De weerd uit den Gouden Sleutel, kwam aan de deur, en riep de zwartgemaakte mannen met een nauw hoorbaar gesis der lippen.
- Ik veronderstel, zoo sprak hij fluisterend; dat zij heel den nacht en misschien nog wel een paar uren van den morgen noodig hebben, om hun roes uit te slapen; nooit in mijn leven heb ik zulke dronken menschen gezien.
- Ik heb anders die jagers wel meer dronken gezien; zij moeten een kunstje kennen om zich spoedig te ontnuchteren.
- Vandaag is daar geen kwaad bij; indien gij wist wat er door hun keel is geloopen, zoudt gij zeggen, dat er geen enkel levend afkomt.
- Kom, dan gaan wij vertrekken.
Daarop verdwenen de zwartgemaakte mannen. Zij gingen het dorp in, tikten hier en daar tweemaal, en daarna nog eens wat harder, met den kneukel op het vensterluik van sommige huizen, en gingen daarna weer verder. Weldra kwamen er uit al die huizen mannen te voorschijn met zwartgemaakt aangezicht, en om den arm een witlinnen band, even als de anderen, die wij aan den Gouden Sleutel ontmoet hebben. Deze had een bijl bij zich, gene een ijzeren hefboom, een breekijzer, zaag, smidshamer of nijptang. Anderen droegen lange
| |
| |
stevige ladders, een windas, zware, houten katrollen, en dik touwwerk. De meesten hadden een kleine lantaarn onder hun wambuis geborgen, en een zwaar scheemes in den broekzak hadden zij allen. Zij gingen in de grootste stilte, zoozeel mogelijk achter de hoven om, of langs het akkerveld, en kwamen bij elkander voor de torendeur der parochiekerk, die eenige bolworpen gaans van het dorp lag. Er stonden daar ongeveer veertig zwarte mannen, evenals een zestal boerenkarren. Spreken deden de mannen bijna niet; men scheen elkander te verstaan bij middel van overeengekomen gebaarden, een zacht gefluit en het gesis der lippen.

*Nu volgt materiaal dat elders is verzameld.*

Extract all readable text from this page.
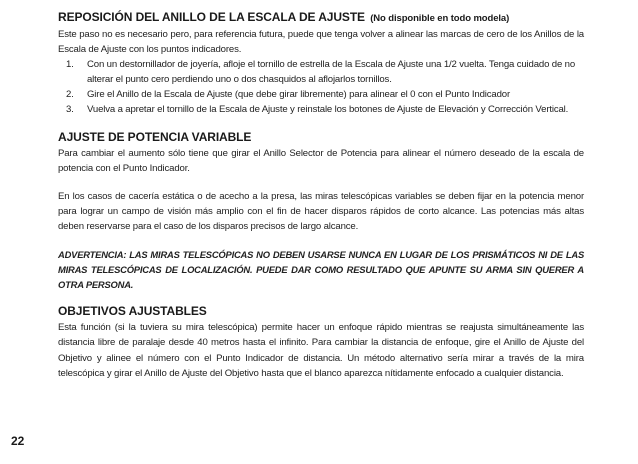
REPOSICIÓN DEL ANILLO DE LA ESCALA DE AJUSTE (No disponible en todo modela)

Este paso no es necesario pero, para referencia futura, puede que tenga volver a alinear las marcas de cero de los Anillos de la Escala de Ajuste con los puntos indicadores.

1. Con un destornillador de joyería, afloje el tornillo de estrella de la Escala de Ajuste una 1/2 vuelta. Tenga cuidado de no alterar el punto cero perdiendo uno o dos chasquidos al aflojarlos tornillos.
2. Gire el Anillo de la Escala de Ajuste (que debe girar libremente) para alinear el 0 con el Punto Indicador
3. Vuelva a apretar el tornillo de la Escala de Ajuste y reinstale los botones de Ajuste de Elevación y Corrección Vertical.
AJUSTE DE POTENCIA VARIABLE

Para cambiar el aumento sólo tiene que girar el Anillo Selector de Potencia para alinear el número deseado de la escala de potencia con el Punto Indicador.

En los casos de cacería estática o de acecho a la presa, las miras telescópicas variables se deben fijar en la potencia menor para lograr un campo de visión más amplio con el fin de hacer disparos rápidos de corto alcance. Las potencias más altas deben reservarse para el caso de los disparos precisos de largo alcance.

ADVERTENCIA: LAS MIRAS TELESCÓPICAS NO DEBEN USARSE NUNCA EN LUGAR DE LOS PRISMÁTICOS NI DE LAS MIRAS TELESCÓPICAS DE LOCALIZACIÓN. PUEDE DAR COMO RESULTADO QUE APUNTE SU ARMA SIN QUERER A OTRA PERSONA.

OBJETIVOS AJUSTABLES

Esta función (si la tuviera su mira telescópica) permite hacer un enfoque rápido mientras se reajusta simultáneamente las distancia libre de paralaje desde 40 metros hasta el infinito. Para cambiar la distancia de enfoque, gire el Anillo de Ajuste del Objetivo y alinee el número con el Punto Indicador de distancia. Un método alternativo sería mirar a través de la mira telescópica y girar el Anillo de Ajuste del Objetivo hasta que el blanco aparezca nítidamente enfocado a cualquier distancia.

22
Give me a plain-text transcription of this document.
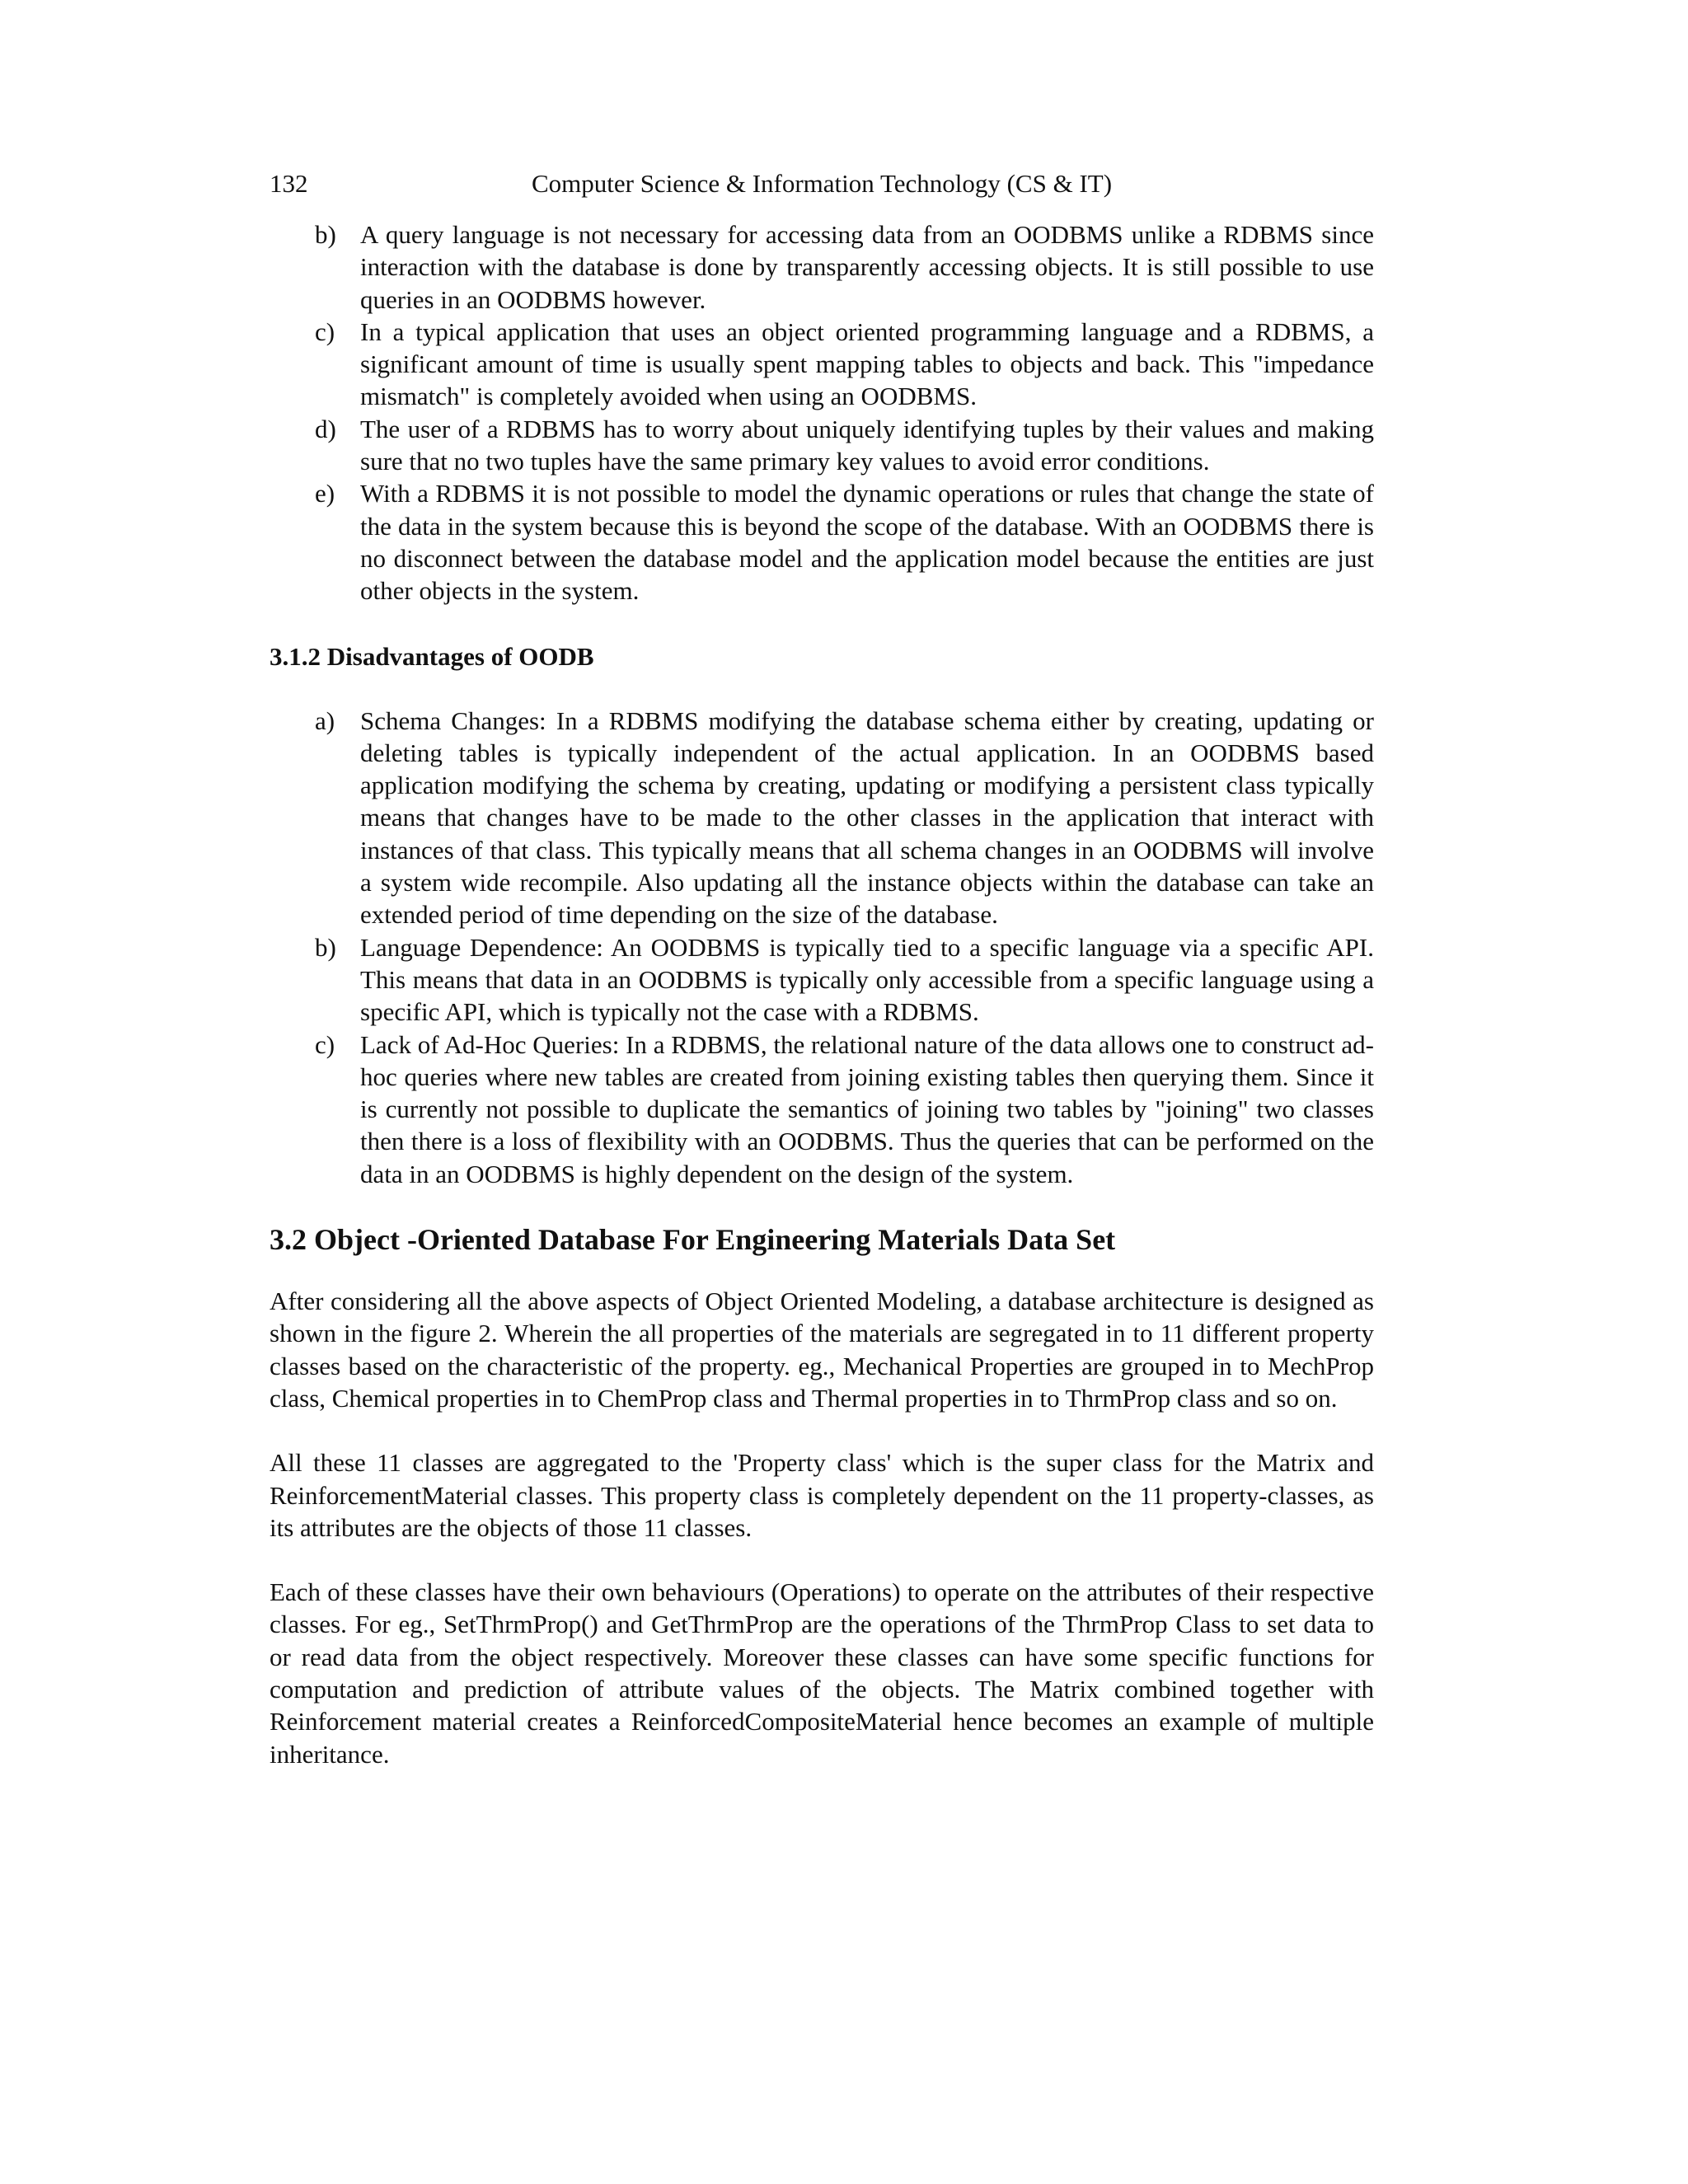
132	Computer Science & Information Technology (CS & IT)
b) A query language is not necessary for accessing data from an OODBMS unlike a RDBMS since interaction with the database is done by transparently accessing objects. It is still possible to use queries in an OODBMS however.
c) In a typical application that uses an object oriented programming language and a RDBMS, a significant amount of time is usually spent mapping tables to objects and back. This "impedance mismatch" is completely avoided when using an OODBMS.
d) The user of a RDBMS has to worry about uniquely identifying tuples by their values and making sure that no two tuples have the same primary key values to avoid error conditions.
e) With a RDBMS it is not possible to model the dynamic operations or rules that change the state of the data in the system because this is beyond the scope of the database. With an OODBMS there is no disconnect between the database model and the application model because the entities are just other objects in the system.
3.1.2 Disadvantages of OODB
a) Schema Changes: In a RDBMS modifying the database schema either by creating, updating or deleting tables is typically independent of the actual application. In an OODBMS based application modifying the schema by creating, updating or modifying a persistent class typically means that changes have to be made to the other classes in the application that interact with instances of that class. This typically means that all schema changes in an OODBMS will involve a system wide recompile. Also updating all the instance objects within the database can take an extended period of time depending on the size of the database.
b) Language Dependence: An OODBMS is typically tied to a specific language via a specific API. This means that data in an OODBMS is typically only accessible from a specific language using a specific API, which is typically not the case with a RDBMS.
c) Lack of Ad-Hoc Queries: In a RDBMS, the relational nature of the data allows one to construct ad-hoc queries where new tables are created from joining existing tables then querying them. Since it is currently not possible to duplicate the semantics of joining two tables by "joining" two classes then there is a loss of flexibility with an OODBMS. Thus the queries that can be performed on the data in an OODBMS is highly dependent on the design of the system.
3.2 Object -Oriented Database For Engineering Materials Data Set

After considering all the above aspects of Object Oriented Modeling, a database architecture is designed as shown in the figure 2. Wherein the all properties of the materials are segregated in to 11 different property classes based on the characteristic of the property. eg., Mechanical Properties are grouped in to MechProp class, Chemical properties in to ChemProp class and Thermal properties in to ThrmProp class and so on.

All these 11 classes are aggregated to the 'Property class' which is the super class for the Matrix and ReinforcementMaterial classes. This property class is completely dependent on the 11 property-classes, as its attributes are the objects of those 11 classes.

Each of these classes have their own behaviours (Operations) to operate on the attributes of their respective classes. For eg., SetThrmProp() and GetThrmProp are the operations of the ThrmProp Class to set data to or read data from the object respectively. Moreover these classes can have some specific functions for computation and prediction of attribute values of the objects. The Matrix combined together with Reinforcement material creates a ReinforcedCompositeMaterial hence becomes an example of multiple inheritance.
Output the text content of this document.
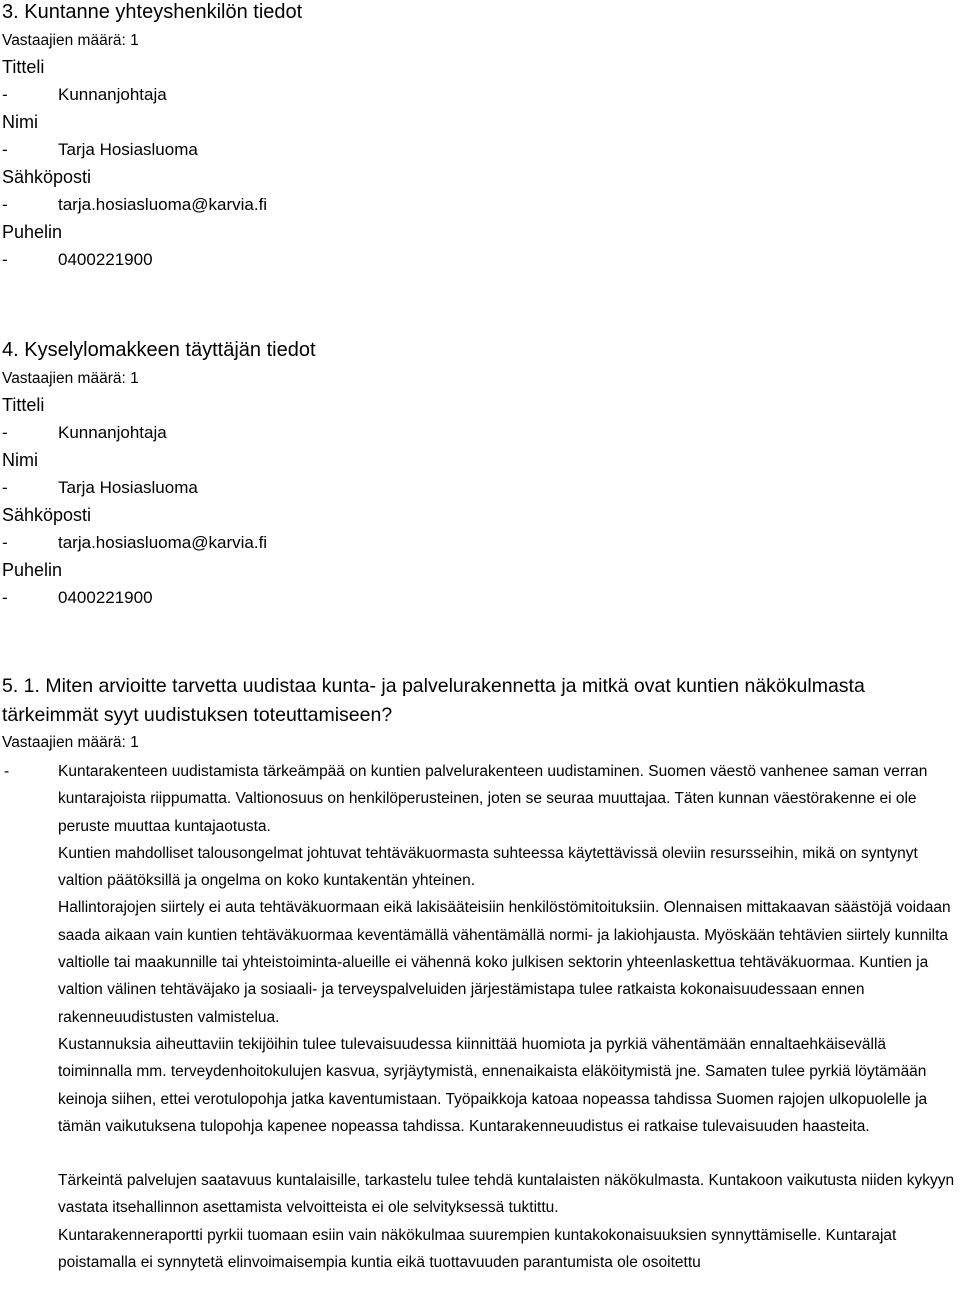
3. Kuntanne yhteyshenkilön tiedot
Vastaajien määrä: 1
Titteli
-	Kunnanjohtaja
Nimi
-	Tarja Hosiasluoma
Sähköposti
-	tarja.hosiasluoma@karvia.fi
Puhelin
-	0400221900
4. Kyselylomakkeen täyttäjän tiedot
Vastaajien määrä: 1
Titteli
-	Kunnanjohtaja
Nimi
-	Tarja Hosiasluoma
Sähköposti
-	tarja.hosiasluoma@karvia.fi
Puhelin
-	0400221900
5. 1. Miten arvioitte tarvetta uudistaa kunta- ja palvelurakennetta ja mitkä ovat kuntien näkökulmasta tärkeimmät syyt uudistuksen toteuttamiseen?
Vastaajien määrä: 1
-	Kuntarakenteen uudistamista tärkeämpää on kuntien palvelurakenteen uudistaminen. Suomen väestö vanhenee saman verran kuntarajoista riippumatta. Valtionosuus on henkilöperusteinen, joten se seuraa muuttajaa. Täten kunnan väestörakenne ei ole peruste muuttaa kuntajaotusta.

Kuntien mahdolliset talousongelmat johtuvat tehtäväkuormasta suhteessa käytettävissä oleviin resursseihin, mikä on syntynyt valtion päätöksillä ja ongelma on koko kuntakentän yhteinen.

Hallintorajojen siirtely ei auta tehtäväkuormaan eikä lakisääteisiin henkilöstömitoituksiin. Olennaisen mittakaavan säästöjä voidaan saada aikaan vain kuntien tehtäväkuormaa keventämällä vähentämällä normi- ja lakiohjausta. Myöskään tehtävien siirtely kunnilta valtiolle tai maakunnille tai yhteistoiminta-alueille ei vähennä koko julkisen sektorin yhteenlaskettua tehtäväkuormaa. Kuntien ja valtion välinen tehtäväjako ja sosiaali- ja terveyspalveluiden järjestämistapa tulee ratkaista kokonaisuudessaan ennen rakenneuudistusten valmistelua.

Kustannuksia aiheuttaviin tekijöihin tulee tulevaisuudessa kiinnittää huomiota ja pyrkiä vähentämään ennaltaehkäisevällä toiminnalla mm. terveydenhoitokulujen kasvua, syrjäytymistä, ennenaikaista eläköitymistä jne. Samaten tulee pyrkiä löytämään keinoja siihen, ettei verotulopohja jatka kaventumistaan. Työpaikkoja katoaa nopeassa tahdissa Suomen rajojen ulkopuolelle ja tämän vaikutuksena tulopohja kapenee nopeassa tahdissa. Kuntarakenneuudistus ei ratkaise tulevaisuuden haasteita.

Tärkeintä palvelujen saatavuus kuntalaisille, tarkastelu tulee tehdä kuntalaisten näkökulmasta. Kuntakoon vaikutusta niiden kykyyn vastata itsehallinnon asettamista velvoitteista ei ole selvityksessä tuktittu.

Kuntarakenneraportti pyrkii tuomaan esiin vain näkökulmaa suurempien kuntakokonaisuuksien synnyttämiselle. Kuntarajat poistamalla ei synnytetä elinvoimaisempia kuntia eikä tuottavuuden parantumista ole osoitettu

Op een gegeven teeken kwam een der mannen vooruit, en ontsloot de torendeur; de zwarte troep ging binnen; eenigen hielden de wacht bij de karren.
- Zijn de heilige vaten in veiligheid? fluisterde een der mannen tot een ander, die de aanvoerder scheen te wezen.
- Alle gouden en zilveren voorwerpen zijn in veiligheid, was het kortaf gegeven antwoord; komaan, jongens, aan 't werk; waar zijn uwe ladders?
In de diepste stilte en met de meeste orde gingen de zwarte mannen aan 't werk. Hier nam men de koperen kandelaars van het altaar, daar haakte men de godslamp, den kroonluchter en de armblakers onder de heiligenbeelden af, ginds pakte men wierooksvaten en vijftig andere voorwerpen, tot den dienst des Heeren gebezigd, in manden, die onmiddellijk door anderen werden opgevat en naar buiten op de karren gedragen.
In de sacristij werden de kerkgewaden, processie-vanen, kerkelijke versiersels en al wat er voor handen was, in kisten gepakt; beelden werden van hun voetstuk gelicht, schilderijen van den muur weggenomen, tot zelfs de orgelpijpen nam men uit de gebeeldhouwde orgelkas. Niets bleef er in de kerk dat draagbaar was en slechts eenige waarde had.
| |
| |
In een uur tijds was de tempel om zoo te spreken ledig; wat er overbleef waren drie naakte altaren, biechten preekstoel, stoelen en banken.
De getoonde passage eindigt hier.